Katharina Günther-Wünsch: Wie gesagt: Wir müssen gemeinsam mit der Wissenschaftsverwaltung und den Universitäten daran arbeiten, dass mehr junge Menschen Lehramt studieren und darin auch einen Abschluss machen. Derzeit müssen alle angehenden Grundschullehrkräfte beispielsweise zwingend die großen Mathematik-Scheine zu Studienbeginn machen, dabei brauche ich als Grundschullehrkraft nicht unbedingt höhere Algebra. Es geht um die fachdidaktische Kompetenz, den Kindern die Welt der Zahlen altersgerecht näherzubringen. Mit den ab 2024 zur Verfügung stehenden Fachleiterstellen in Deutsch und Mathematik soll es den Schulen ermöglicht werden, im Kollegium individuelle Forder- und Förderstrukturen zu entwickeln. Aber wir setzen auch schon vorher an: Mit dem Kitachancenjahr wollen wir bereits bei der frühen Bildung Kinder mit Sprachdefiziten früh abholen und begleiten. Dadurch verbessern sich insgesamt die Bildungschancen für Kinder, denn wir sehen auch, dass Bildungsarmut immer noch ein Thema von Bildungszugängen und -chancen ist. Hier wollen wir deutlich verbindlichere Angebote schaffen.

Berlin ist im Bildungsmonitor auf den vorletzten Platz 15 abgerutscht. Sachsen steht auf Platz eins. Was macht Sachsen besser?

Katharina Günther-Wünsch: Es gab in Sachsen sicherlich weniger Schulexperimente als in Berlin. Ich erinnere beispielhaft nur an die verpflichtende Früheinschulung und das JüL-Muss (Jahrgangsübergreifendes Lernen, Anm. d. Red.) in Berlin. Wenn etwas von oben politisch durchgestellt wird, ohne die Schulen mitzunehmen, dann trägt das nicht gerade zum Bildungserfolg bei. Fairerweise möchte ich betonen, dass Berlin sich als Metropole und Stadtstaat natürlich ganz anderen Herausforderungen gegenübersieht: Mehr soziale Gegensätze, mehr arme Familien, mehr Kinder nichtdeutscher Herkunftssprache – die Probleme sind vielschichtiger. Berliner Lehrkräfte sind hier also auch in besonderem Maße gefordert.

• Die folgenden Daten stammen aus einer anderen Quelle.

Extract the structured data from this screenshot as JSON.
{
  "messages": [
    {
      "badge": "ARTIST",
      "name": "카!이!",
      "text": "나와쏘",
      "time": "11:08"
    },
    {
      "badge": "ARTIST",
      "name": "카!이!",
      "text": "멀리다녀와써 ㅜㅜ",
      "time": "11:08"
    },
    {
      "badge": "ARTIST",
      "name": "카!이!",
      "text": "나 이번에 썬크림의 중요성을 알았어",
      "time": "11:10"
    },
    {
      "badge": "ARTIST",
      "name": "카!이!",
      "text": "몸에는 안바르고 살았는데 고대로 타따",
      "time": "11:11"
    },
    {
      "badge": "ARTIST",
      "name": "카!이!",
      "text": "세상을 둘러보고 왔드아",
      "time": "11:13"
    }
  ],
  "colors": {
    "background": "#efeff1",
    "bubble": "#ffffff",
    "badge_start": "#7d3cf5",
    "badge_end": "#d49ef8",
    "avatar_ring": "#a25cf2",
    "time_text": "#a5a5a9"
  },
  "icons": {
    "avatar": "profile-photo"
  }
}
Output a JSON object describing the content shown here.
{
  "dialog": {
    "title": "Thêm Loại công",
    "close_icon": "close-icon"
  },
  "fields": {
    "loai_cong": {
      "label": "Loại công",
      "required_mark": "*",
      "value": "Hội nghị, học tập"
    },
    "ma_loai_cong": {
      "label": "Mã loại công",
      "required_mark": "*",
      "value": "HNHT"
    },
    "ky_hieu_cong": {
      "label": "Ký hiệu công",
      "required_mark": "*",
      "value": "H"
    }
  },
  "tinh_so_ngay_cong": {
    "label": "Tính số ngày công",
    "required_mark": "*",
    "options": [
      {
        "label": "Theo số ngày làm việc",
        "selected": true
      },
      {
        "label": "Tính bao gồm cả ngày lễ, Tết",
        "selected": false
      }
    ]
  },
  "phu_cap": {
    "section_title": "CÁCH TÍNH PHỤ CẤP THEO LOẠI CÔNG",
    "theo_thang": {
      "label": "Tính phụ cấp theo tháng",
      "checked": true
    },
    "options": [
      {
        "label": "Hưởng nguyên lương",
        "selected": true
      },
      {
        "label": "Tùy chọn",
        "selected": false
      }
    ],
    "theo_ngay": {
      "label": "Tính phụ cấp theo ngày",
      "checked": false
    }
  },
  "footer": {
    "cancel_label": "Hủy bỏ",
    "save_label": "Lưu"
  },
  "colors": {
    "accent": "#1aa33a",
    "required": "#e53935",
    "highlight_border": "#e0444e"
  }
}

Sie sind eine durchtrainierte Sportlerin, laufen fast täglich an die zehn Kilometer, und das in Topzeiten. Wie lange dauert es noch, bis das Berliner Bildungssystem wieder läuft?

Katharina Günther-Wünsch: Als Sportlerin weiß ich, dass man nicht von Null auf Hundert zum Erfolg kommt und Verbesserungen im Bildungssystem in Berlin nur durch einen Langstreckenlauf und nicht durch einen Sprint zu erreichen sind. Es wird nicht den einen großen Wurf geben, vielmehr sind es viele kleine Rädchen, die ineinandergreifen müssen. Ich habe die Ausdauer und den Mut, die Rädchen zu drehen.

Was ist Ihr größter und dringlichster Wunsch für Berlins Kinder?

Katharina Günther-Wünsch: Grundsätzlich wichtig ist mir, dass möglichst alle Berliner Kinder später zu bestmöglichen Bildungsabschlüssen kommen, um ihr Leben selbstbestimmt meistern zu können. Den Berliner Kindern wünsche ich, dass sie in einem liebevollen Ambiente aufwachsen, ihre Talente entfalten können, Spaß am Lernen haben und dabei von engagierten Pädagoginnen und Pädagogen begleitet werden.